It is the distinctive looks that attracts some to the bull terrier. Others it might be that they caught one in a movie such as "The Incredible Journey", "Its a Dogs Life", "Bulletproof", or perhaps on TV when "Spuds Mackenzie" was the spokesdog for Bud Lite. For whatever reason people react strongly to their appearance. Some artists might be attracted to the symmetry and uniqueness; athletes admire the supremely physical body. For those who react negatively, let it be said that Bull Terrier appreciation is a sophisticated taste. People who are attracted to the external dog may be surprised to find that the character of the breed is equally unique.

 

For someone to understand the Bull Terrier character, it is necessary to think of their origins. Today's pets and show dogs are descendants of dogs used in blood sports and vermin hunting. Though over 100 years removed and breeders using discriminate breeding practices, some instincts though foggy are somewhat intact. They still have the courage, intelligence, and independence of the ancestors whose survival relied on quick wit and reactions. They still rely on some of that independence and sometimes are quick not to look to people for direction! They are not given to instant obedience or subservience but, are self-confident, out-going, stubborn, curious, intense, obsessive, and always looking for ways to make life more interesting! Bull Terriers are emotional but, wear their emotions on their sleeves. You always know where you stand with them. Being very people friendly they tend to be overly friendly with strangers. At times they can even pick out people who tend not to like dogs as well as we do and seek them out for the pure fun of it. They are pleasure seekers. Being very adaptable, they make themselves at home wherever their comforts and pleasures are being met. For some that might be a walk in the park or curling up on a heat vent on a cold winter day. Many are problem solvers and have a very advanced sense of humor. Just when you think you might have a Bull Terrier figured out he will do something totally unexpected and usually very funny.

 

With all this said Bull Terrier traits have some disadvantages and advantages. To be sure life with one will never be dull. BT's like to join in on family fun and activities. Bull Terrier activity levels range from sedate to hyper. Some are very sensitive; others incredibly hard headed. They can be bold to the point of foolhardiness; intense in a way that makes them accident prone as a breed. Their friendliness makes them most poor guard dogs (THEY SHOULD NEVER BE ENCOURAGED TO GUARD) and only half the bull terrier population will bark at suspicious noises.

 

They are not outdoor dogs and cannot be left alone in the yard or house for long periods without becoming bored or destructive. They do well being crated for short periods of time, possibly with a couple favorite chew toys. Many adapt well to owners who work full time as long as they are given full attention on their owners return.
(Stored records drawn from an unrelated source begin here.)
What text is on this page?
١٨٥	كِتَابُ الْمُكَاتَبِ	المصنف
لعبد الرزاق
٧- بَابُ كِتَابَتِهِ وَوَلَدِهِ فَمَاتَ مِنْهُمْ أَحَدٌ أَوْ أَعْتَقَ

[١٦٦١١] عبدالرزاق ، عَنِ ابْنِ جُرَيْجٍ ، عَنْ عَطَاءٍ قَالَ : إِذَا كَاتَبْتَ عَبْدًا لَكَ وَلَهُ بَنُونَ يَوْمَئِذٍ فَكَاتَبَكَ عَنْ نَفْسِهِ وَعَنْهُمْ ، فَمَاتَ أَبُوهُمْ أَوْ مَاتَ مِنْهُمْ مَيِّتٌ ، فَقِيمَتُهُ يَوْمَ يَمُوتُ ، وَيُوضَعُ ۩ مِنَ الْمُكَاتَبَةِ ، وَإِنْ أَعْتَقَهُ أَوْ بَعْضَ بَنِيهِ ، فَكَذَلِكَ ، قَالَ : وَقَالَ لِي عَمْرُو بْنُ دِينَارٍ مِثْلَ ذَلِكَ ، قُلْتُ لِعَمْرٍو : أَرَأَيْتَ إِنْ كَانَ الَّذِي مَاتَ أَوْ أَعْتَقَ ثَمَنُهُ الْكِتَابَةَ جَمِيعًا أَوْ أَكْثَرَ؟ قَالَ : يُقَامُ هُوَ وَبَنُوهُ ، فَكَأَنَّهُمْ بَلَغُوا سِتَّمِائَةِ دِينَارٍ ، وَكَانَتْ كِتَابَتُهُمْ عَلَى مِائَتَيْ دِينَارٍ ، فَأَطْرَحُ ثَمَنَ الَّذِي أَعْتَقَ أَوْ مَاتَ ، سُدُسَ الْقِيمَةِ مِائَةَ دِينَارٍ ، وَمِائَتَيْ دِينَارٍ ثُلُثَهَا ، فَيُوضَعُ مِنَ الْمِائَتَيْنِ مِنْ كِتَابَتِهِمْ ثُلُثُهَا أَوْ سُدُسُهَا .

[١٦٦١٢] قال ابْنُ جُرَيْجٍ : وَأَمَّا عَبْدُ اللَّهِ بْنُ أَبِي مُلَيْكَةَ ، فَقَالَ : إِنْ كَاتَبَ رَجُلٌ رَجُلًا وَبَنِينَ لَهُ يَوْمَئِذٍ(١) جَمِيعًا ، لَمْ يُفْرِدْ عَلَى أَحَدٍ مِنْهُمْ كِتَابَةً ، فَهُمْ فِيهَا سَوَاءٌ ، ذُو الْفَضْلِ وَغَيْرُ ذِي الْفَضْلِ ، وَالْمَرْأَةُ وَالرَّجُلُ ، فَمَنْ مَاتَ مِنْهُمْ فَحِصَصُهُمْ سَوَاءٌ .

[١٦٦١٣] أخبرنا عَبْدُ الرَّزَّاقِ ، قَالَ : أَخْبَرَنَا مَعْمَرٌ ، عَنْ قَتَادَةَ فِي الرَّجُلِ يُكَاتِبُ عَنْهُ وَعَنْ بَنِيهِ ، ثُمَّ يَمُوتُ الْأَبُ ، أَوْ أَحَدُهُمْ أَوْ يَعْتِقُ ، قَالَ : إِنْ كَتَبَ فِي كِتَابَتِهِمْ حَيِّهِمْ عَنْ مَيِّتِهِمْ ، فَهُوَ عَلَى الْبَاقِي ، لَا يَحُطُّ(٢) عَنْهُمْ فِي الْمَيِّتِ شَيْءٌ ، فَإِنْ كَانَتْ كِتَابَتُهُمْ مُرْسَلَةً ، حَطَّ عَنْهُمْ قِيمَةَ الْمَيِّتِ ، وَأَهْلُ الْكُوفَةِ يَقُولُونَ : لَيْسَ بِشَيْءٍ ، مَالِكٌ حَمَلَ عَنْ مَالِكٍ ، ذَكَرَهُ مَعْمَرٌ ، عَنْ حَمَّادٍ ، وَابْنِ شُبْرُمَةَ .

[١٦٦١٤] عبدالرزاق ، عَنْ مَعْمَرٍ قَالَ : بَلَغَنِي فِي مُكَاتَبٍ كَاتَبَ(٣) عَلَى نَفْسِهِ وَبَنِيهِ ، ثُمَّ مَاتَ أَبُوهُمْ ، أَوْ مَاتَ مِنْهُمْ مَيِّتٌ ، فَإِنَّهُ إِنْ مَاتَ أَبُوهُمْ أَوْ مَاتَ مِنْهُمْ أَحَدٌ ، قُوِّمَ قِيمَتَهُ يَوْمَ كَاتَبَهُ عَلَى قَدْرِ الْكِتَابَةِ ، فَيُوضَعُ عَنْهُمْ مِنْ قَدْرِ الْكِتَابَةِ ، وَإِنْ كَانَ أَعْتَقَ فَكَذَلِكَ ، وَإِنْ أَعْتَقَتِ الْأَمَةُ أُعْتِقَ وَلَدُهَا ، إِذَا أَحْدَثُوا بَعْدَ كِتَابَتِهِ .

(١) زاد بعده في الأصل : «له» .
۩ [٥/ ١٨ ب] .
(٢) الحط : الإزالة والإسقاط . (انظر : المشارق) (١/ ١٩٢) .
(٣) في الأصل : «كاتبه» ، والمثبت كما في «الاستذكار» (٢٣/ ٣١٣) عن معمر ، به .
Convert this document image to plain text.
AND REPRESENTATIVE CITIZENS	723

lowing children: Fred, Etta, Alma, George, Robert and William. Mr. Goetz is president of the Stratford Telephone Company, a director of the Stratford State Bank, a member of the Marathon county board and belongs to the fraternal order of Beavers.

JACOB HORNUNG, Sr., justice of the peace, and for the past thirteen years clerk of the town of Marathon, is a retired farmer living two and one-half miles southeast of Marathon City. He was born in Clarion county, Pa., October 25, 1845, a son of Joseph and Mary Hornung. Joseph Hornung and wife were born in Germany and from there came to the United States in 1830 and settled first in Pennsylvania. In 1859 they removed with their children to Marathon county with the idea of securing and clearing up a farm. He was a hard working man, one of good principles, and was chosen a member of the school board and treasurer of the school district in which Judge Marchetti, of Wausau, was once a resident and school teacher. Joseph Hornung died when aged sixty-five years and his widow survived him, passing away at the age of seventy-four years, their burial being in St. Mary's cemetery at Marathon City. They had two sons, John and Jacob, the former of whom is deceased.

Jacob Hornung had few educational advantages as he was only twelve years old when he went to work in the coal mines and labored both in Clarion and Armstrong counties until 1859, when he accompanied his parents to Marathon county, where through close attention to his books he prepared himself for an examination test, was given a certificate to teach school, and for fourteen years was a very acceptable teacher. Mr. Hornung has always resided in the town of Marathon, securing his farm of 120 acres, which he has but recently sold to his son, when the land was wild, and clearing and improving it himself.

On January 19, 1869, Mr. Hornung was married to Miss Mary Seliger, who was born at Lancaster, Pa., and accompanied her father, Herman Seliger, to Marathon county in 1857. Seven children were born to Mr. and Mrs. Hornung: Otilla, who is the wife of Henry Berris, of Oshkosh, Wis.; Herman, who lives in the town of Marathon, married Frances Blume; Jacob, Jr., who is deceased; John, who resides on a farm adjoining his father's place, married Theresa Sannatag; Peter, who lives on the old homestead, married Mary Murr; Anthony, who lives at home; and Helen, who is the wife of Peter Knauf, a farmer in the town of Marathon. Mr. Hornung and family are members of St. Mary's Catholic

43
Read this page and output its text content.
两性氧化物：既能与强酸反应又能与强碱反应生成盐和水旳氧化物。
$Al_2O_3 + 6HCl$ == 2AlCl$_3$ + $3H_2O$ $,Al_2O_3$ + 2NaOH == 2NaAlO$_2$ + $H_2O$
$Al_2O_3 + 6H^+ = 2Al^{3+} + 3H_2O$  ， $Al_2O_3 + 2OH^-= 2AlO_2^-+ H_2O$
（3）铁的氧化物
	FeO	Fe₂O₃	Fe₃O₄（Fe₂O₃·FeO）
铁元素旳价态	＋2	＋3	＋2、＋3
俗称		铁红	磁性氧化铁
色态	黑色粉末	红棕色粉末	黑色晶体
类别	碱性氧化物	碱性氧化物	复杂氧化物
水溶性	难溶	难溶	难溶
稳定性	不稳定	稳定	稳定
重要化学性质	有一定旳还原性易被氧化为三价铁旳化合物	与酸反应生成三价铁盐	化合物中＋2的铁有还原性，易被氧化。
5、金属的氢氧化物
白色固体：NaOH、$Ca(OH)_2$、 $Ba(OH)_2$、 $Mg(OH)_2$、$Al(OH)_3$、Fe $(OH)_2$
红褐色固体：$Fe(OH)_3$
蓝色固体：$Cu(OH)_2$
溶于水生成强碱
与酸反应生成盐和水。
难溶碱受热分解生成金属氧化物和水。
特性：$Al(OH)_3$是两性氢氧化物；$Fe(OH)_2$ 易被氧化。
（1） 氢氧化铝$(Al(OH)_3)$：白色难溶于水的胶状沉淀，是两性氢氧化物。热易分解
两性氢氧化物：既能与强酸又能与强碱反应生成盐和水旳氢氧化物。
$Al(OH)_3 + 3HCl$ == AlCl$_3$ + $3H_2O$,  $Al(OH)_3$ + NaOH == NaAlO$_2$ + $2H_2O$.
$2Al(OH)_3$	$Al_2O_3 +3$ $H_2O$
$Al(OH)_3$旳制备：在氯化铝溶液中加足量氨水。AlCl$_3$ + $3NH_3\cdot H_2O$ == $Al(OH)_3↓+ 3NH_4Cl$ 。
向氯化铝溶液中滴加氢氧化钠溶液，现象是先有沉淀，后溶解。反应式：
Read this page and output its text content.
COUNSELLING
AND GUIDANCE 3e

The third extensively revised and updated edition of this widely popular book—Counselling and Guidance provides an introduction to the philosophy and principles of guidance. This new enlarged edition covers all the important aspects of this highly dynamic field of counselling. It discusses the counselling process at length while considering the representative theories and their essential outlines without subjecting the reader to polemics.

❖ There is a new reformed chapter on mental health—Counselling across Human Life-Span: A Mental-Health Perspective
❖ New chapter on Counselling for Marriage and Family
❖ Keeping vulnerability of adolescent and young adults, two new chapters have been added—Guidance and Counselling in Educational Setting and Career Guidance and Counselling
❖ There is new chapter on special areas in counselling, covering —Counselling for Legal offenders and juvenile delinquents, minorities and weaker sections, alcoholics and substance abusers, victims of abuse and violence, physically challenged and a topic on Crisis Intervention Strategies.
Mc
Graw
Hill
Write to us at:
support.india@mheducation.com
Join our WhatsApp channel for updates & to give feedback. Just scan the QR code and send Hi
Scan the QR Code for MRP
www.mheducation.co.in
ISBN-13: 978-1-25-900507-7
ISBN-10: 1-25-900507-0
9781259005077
Bullies can usually work into a household with other animals as long as the other residents are not aggressive and common sense is used. I would never recommend 2 unneutered males in any situation or breed. Bull Terriers should never be left with other dogs even though they can be the best of friends as even friends can lose tempers and get fired up over the most trivial things. Sturdy, tolerant dogs, bullies can make wonderful companions for children in their pre-teens or teen years. Bullies sometimes don't realize their own size and strength and can be a little too rough for toddlers, knocking them over unintentionally. Common sense and supervision are required to keep their natural boisterousness in bounds.

 

Bull Terriers are fun to take into the show ring where their antics often entertain spectators. Almost all are owner handled which allows the novice a more equal footing in the show ring more so than in some of the other breeds that are dominated by the professional handler. Most BT breeders are helpful and willing to get newcomers started showing. Bull Terriers are a real challenge to show in obedience but, is not impossible if the handler keeps it fun and upbeat. All bull terriers need some basic training. If you don't make some effort when they are younger you could regret it down the road. Early training can help build your relationship with your bully and provide more pleasure in owning one. If you don't train your BT, he will train himself and then put forth an effort to train you!

 

Bull Terriers come in a variety of packages..from 20lb miniatures to 80lb standards. Whatever they weigh consider them big dogs because of their strength and athletic ability! The colored bull terrier come in many colors...fawn, red, brindle, black brindle, black and tan, and tri-color, usually with a white blaze, collar, and chest.

 

Buying a bull terrier is a big investment in time (average lifespan being 10-13 years), energy, and money. It is very important to buy from a reputable breeder who knows the breed and can evaluate puppies conformation and temperament. Most bull terrier breeders who belong to a regional club or the national club are concerned about the dogs they place. Don't buy from pet shops!!! Responsible breeders don't sell their stock for resale! Look for someone who can tell you about the pedigree, temperament, and health problems in the breed. All breeds are prone to health problems and the bull terrier is no exception. Reputable breeders will be able to discuss this with potential buyers. Steer away from breeders who want to sell their dogs at less than 8 weeks of age. Good breeders want to make sure that a Bull Terrier suits your personality, lifestyle, and situation. So by all means don't be put off if a breeder gives you the third degree. This means they are concerned for their dogs welfare and at the same time want you to make the right decision.

 

If you have decided that a Bull Terrier take time to do your research. I would recommend "Bull Terriers Today" by David Harris or "The New Bull Terrier" by Jay Remer and by all means talk to breeders who are willing to share info on the breed. If you are thinking of breeding Bull Terriers join a club, talk to breeders who have been in the breed for a long time, and do some showing to be sure what you are getting into! Bull Terriers are very difficult to breed, missing when bred, having c-sections if they take, and sometimes they do not make the best of mothers and need close supervision when they are rearing puppies. Many a breeder have lost many hours of sleep trying to raise bullies. There are reasons for them being an uncommon breed. Too if you are going to be a reputable breeder you have to figure in the costs for health testing. So all said it is very uncommon to end up on the plus side of the books when all is said and done.

 

Bull Terriers require very special and responsible people. Potential owners must be tolerant, especially of puppies who can be destructive and need to be supervised. Puppies need to be crated when not supervised. They can not be allowed to become obnoxious. Bull Breeds have suffered fallout over the last decade or so because of irresponsible owners and we don't need any undue PR. If you are willing to take the plunge and be responsible the rewards of Bull Terrier ownership can be very rewarding. They will change your life forever...I know they have ours.